WHO pledges assistance to the health sector
Today’s press conference was officially held to mark the end of Dr Singh’s two day visit to the Maldives. Dr Singh commended the government for its “commitment and vision for universal health coverage for all its citizens”.
Last week, President Abdulla Yameen’s administration announced the introduction of universal healthcare, maintaining that the enhanced coverage – previously capped at MVR100,000 – was financially sustainable.
“The most major challenges faced by the Maldives, like many other countries in the region, is the issue of having sufficient human resources, and the procurement of medicine,” Singh noted.
She said that the WHO was currently working with the government to explore ways in which to ease the procurement of medicines, adding that some initiatives include purchasing generic medicine instead of patented ones, and promoting bulk purchase of medicines – both of which would bring down costs considerably.

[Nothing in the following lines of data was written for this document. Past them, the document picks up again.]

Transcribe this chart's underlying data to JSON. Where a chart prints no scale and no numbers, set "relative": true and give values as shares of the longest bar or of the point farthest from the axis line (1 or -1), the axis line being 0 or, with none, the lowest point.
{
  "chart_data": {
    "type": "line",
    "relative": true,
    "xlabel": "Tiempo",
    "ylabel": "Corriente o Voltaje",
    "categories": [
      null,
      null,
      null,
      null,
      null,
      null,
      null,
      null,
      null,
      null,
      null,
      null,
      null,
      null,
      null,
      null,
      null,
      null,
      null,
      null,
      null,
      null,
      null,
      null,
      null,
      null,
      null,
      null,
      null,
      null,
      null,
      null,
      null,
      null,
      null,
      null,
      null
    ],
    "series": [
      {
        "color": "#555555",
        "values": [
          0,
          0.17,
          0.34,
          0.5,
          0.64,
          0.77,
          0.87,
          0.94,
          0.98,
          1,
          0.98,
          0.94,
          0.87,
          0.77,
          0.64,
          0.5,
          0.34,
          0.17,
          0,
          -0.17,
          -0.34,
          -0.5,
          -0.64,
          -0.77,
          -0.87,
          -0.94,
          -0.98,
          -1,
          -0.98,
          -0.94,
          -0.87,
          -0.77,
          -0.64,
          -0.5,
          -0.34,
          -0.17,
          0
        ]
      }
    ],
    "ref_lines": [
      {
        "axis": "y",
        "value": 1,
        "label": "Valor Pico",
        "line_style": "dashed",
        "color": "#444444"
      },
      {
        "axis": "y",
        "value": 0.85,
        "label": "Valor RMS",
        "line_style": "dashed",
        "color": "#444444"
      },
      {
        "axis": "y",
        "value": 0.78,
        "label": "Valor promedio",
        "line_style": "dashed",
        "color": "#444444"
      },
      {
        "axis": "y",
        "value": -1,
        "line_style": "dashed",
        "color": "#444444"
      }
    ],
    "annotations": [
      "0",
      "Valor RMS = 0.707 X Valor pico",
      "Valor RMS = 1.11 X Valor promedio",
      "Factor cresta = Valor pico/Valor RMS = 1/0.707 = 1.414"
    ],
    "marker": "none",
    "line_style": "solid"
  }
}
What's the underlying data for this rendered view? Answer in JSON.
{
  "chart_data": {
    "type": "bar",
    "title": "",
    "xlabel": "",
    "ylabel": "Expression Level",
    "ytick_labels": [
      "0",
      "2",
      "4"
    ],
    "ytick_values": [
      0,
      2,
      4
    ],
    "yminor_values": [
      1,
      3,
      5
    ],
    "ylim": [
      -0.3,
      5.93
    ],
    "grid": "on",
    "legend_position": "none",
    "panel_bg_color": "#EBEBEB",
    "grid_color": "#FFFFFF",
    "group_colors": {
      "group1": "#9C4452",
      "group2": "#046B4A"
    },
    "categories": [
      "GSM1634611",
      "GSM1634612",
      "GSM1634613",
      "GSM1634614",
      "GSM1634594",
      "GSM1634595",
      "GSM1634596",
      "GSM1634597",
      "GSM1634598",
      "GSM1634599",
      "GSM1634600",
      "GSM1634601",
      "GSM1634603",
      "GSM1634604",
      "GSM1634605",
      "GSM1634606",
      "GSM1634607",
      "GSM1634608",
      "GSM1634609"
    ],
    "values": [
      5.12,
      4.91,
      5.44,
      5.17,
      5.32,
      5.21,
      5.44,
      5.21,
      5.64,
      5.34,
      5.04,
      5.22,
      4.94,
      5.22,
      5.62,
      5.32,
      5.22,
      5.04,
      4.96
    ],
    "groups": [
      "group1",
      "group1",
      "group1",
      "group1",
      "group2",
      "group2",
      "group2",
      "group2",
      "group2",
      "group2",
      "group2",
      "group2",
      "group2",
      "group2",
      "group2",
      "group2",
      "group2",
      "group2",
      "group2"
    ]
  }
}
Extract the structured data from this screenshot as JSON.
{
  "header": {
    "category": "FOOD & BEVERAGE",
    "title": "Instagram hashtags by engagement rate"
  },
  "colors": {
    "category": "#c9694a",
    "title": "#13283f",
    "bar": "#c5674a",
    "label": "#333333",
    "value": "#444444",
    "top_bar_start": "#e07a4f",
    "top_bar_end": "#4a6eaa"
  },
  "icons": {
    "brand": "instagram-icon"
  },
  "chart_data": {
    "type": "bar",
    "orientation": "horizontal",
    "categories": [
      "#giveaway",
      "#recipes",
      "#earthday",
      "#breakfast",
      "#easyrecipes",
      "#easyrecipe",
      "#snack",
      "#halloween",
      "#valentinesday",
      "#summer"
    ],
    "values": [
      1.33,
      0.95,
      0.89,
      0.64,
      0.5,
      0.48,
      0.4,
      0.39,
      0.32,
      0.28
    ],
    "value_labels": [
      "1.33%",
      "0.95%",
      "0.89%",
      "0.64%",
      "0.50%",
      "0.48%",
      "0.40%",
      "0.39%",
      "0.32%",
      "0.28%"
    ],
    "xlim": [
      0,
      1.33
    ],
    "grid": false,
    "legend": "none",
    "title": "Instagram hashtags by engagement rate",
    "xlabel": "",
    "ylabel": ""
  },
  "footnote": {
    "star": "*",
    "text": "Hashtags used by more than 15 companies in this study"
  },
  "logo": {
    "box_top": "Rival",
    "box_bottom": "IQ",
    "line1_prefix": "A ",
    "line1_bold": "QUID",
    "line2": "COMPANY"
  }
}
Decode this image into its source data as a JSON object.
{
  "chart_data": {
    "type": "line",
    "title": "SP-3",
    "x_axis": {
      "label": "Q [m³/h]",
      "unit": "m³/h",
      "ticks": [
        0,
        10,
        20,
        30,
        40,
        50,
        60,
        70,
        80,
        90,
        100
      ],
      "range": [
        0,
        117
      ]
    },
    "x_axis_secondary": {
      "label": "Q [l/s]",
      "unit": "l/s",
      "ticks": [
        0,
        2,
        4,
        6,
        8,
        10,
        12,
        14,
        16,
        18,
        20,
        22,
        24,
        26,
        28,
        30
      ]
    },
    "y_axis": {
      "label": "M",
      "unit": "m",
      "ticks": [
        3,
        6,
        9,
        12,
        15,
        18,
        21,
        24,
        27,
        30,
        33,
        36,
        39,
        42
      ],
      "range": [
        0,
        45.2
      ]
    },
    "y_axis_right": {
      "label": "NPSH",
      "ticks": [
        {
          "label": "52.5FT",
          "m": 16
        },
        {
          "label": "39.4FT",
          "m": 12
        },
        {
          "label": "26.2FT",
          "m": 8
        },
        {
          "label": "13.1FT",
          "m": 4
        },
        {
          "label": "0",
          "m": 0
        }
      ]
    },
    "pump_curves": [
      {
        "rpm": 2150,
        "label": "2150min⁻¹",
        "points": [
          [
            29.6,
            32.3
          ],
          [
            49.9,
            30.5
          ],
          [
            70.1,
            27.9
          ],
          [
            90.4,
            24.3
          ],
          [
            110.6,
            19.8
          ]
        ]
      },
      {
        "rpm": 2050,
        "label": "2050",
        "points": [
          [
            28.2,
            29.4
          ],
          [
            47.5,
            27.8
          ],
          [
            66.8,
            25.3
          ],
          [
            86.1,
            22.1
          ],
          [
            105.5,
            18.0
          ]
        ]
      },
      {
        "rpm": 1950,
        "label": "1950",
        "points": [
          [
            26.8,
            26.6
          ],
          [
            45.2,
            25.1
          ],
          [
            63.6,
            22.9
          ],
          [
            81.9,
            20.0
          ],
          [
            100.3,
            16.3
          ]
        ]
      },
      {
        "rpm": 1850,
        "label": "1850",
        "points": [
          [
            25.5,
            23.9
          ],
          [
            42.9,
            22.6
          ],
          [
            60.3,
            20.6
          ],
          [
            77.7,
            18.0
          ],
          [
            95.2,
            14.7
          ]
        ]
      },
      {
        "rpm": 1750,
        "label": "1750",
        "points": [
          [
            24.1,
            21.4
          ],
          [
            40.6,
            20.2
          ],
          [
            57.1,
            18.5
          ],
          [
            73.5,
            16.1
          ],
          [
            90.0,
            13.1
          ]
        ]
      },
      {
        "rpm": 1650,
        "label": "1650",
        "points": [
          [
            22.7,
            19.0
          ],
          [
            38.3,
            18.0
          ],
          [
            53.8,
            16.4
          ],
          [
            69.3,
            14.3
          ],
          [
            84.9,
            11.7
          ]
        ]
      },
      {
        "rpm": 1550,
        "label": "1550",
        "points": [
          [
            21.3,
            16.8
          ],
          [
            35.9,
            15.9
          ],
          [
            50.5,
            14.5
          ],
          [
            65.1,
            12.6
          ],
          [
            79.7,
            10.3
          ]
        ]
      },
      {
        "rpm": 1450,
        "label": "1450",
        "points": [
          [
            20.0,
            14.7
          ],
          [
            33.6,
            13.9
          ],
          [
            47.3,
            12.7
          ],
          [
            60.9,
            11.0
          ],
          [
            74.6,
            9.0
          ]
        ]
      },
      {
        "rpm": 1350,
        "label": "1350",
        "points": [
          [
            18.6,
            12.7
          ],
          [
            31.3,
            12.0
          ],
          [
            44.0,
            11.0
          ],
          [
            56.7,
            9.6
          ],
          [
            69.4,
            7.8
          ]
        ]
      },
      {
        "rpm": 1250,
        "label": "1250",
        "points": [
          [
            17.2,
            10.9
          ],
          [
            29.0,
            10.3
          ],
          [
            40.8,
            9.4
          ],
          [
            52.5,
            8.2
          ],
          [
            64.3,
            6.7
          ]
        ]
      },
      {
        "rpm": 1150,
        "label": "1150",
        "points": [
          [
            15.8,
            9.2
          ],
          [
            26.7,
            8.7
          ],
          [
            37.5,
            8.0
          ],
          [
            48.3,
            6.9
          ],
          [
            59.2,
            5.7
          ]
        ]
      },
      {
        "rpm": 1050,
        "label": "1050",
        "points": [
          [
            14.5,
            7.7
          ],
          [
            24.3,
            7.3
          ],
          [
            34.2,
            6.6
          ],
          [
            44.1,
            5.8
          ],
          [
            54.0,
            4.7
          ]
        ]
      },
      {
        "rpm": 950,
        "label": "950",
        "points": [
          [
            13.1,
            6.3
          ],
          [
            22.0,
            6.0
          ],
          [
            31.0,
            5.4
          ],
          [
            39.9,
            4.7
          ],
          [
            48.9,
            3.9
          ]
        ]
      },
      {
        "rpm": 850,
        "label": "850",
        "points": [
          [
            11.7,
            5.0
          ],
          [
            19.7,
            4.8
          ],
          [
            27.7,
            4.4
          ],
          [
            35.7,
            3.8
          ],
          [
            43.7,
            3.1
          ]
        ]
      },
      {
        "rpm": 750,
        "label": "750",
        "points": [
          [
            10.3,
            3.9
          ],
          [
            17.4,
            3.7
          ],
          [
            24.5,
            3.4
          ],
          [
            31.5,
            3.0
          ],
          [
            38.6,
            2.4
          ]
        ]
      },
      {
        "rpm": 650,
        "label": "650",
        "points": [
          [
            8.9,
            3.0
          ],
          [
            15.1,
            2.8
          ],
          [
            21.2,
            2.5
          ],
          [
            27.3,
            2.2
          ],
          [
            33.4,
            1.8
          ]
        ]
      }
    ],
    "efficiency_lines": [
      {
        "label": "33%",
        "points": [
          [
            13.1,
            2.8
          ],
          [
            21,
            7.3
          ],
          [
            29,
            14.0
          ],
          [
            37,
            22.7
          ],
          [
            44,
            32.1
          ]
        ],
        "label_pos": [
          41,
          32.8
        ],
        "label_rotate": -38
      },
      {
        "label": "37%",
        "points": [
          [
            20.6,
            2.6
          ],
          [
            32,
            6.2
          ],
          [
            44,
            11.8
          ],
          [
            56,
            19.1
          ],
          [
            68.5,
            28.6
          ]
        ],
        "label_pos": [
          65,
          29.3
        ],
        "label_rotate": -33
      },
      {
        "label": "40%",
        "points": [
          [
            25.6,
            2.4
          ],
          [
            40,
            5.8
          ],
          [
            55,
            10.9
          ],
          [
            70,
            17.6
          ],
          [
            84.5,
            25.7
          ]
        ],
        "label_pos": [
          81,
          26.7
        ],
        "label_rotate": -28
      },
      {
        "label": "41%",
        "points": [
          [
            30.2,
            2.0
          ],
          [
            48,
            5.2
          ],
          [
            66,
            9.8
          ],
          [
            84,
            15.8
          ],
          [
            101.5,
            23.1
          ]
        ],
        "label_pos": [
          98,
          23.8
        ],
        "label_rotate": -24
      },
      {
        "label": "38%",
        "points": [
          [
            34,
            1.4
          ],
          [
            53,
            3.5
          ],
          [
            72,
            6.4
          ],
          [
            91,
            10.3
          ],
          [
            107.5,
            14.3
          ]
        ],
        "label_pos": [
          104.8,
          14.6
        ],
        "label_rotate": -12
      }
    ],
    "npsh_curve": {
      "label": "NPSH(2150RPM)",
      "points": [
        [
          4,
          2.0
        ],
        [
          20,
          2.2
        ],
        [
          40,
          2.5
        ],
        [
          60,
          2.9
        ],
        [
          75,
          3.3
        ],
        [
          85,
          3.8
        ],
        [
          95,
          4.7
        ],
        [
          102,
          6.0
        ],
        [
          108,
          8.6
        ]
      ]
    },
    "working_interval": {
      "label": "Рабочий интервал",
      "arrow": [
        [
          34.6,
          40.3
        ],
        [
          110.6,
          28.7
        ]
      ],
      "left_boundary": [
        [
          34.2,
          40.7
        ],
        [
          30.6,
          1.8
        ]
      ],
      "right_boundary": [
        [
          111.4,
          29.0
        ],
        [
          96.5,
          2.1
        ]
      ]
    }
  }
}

Health Minister Shakeela further stated that the government is paying special attention to training more locals to work as nurses and doctors, stating that this would bring down the number of foreign nationals working in the health sector.
Singh further noted that the Maldives has achieved much on the front of strengthening its disease surveillance, response,and case management capacity for dengue control.
“Despite challenges such as high turnover of doctors in the islands, and difficulty in retaining experience and expertise, Maldives has maintained a low case-fatality rate for dengue.”
“This is a country whose collective efforts and strong determination have successfully eliminated malaria and has sustained this remarkable achievement. Maldives is the only country in WHO’s South- East Asia Region to achieve this goal,” she continued.
“We would like Maldives to reflect on the malaria experience and use their expertise to prevent dengue which poses a major public health risk to its citizens.”
Dr Singh also met with Vice President Dr Mohamed Jameel Ahmed on Tuesday and congratulated him on Maldives’ achievements made towards the Millenium Development Goals and what she termed as “gains in public health more broadly over the past decade”.